Liu Zhaobo, Fu Zhi, Li Guangming, Lin Dongdong
Department of General Surgery, Beijing Youan Hospital, Capital Medical University, Beijing 100069, People's Republic of China.
Onco Targets Ther. 2020 Oct 13;13:10267-10273. doi: 10.2147/OTT.S261521. eCollection 2020.
The majority of patients with hepatocellular carcinoma (HCC) are diagnosed at an advanced stage that excludes them from potentially curative surgical treatment. Lenvatinib is associated with a high objective response rate (ORR) (40.6%) in advanced HCC, indicating the potential for tumor downstaging and conversion to surgical intervention. We report the case of a patient with recurrent, advanced HCC who achieved a partial response and downstaging following third-line treatment with lenvatinib but missed the opportunity for conversion hepatectomy.
A male Chinese patient aged 42 years presented with an obstructive liver lesion, revealed by CT imaging to be a single tumor in segments V and VIII of the liver, without macrovascular invasion. The patient had chronic hepatitis B infection, Barcelona Clinic Liver Cancer (BCLC) Stage A, normal liver function (Child-Pugh Score 5 and Grade A) and AFP level 4.45 ng/mL. The patient underwent a successful hepatectomy but experienced recurrence 14 months later. The recurrent tumor was detected at an early stage and the patient underwent successful radiofrequency ablation and transarterial chemoembolization. After a further 11 months, the patient experienced a second relapse characterized by multiple disseminated metastases in the left and right lobes of the liver and possible macrovascular invasion, equal to BCLC Stage B/C. The patient received lenvatinib and achieved a partial response with complete disappearance of a number of lesions, recovering to BCLC Stage A and becoming eligible for liver transplantation. However, the patient refused surgery and after 4 months experienced progressive disease.
Our case suggests that radical treatment, such as conversion hepatectomy or liver transplantation, should be undertaken quickly following downstaging and within the expected PFS time associated with lenvatinib. However, further studies are required to provide additional evidence for this treatment strategy.
大多数肝细胞癌(HCC)患者在晚期被诊断出来,这使他们无法接受可能治愈的手术治疗。乐伐替尼在晚期HCC中具有较高的客观缓解率(ORR)(40.6%),表明其具有使肿瘤降期并转化为手术干预的潜力。我们报告了一例复发性晚期HCC患者的病例,该患者在接受乐伐替尼三线治疗后获得部分缓解并实现降期,但错过了转化性肝切除术的机会。

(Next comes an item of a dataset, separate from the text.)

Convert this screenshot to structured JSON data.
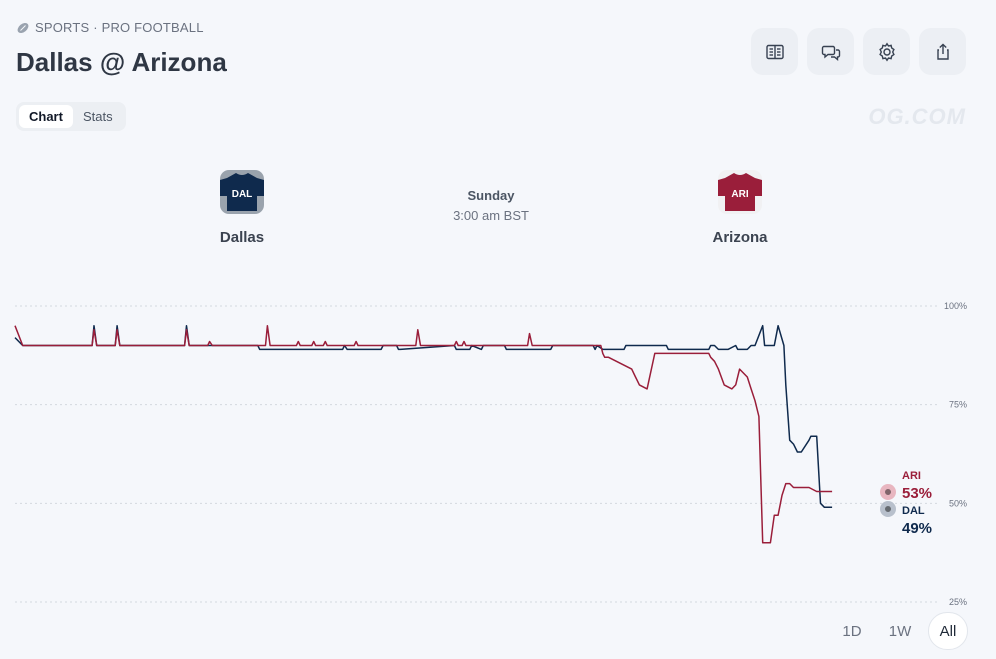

一名42岁的中国男性患者出现肝脏占位性病变,CT成像显示为肝脏Ⅴ段和Ⅷ段的单个肿瘤,无大血管侵犯。该患者患有慢性乙型肝炎感染,巴塞罗那临床肝癌(BCLC)分期为A期,肝功能正常(Child-Pugh评分5分,A级),甲胎蛋白水平为4.45 ng/mL。患者成功接受了肝切除术,但14个月后复发。复发肿瘤在早期被发现,患者成功接受了射频消融和经动脉化疗栓塞术。又过了11个月,患者出现第二次复发,表现为肝脏左右叶多发弥漫性转移,可能存在大血管侵犯,相当于BCLC B/C期。患者接受乐伐替尼治疗后获得部分缓解,多个病灶完全消失,恢复到BCLC A期,具备肝移植条件。然而,患者拒绝手术,4个月后病情进展。
我们的病例表明,在降期后应在与乐伐替尼相关的预期无进展生存期内迅速进行根治性治疗,如转化性肝切除术或肝移植。然而,需要进一步研究为该治疗策略提供更多证据。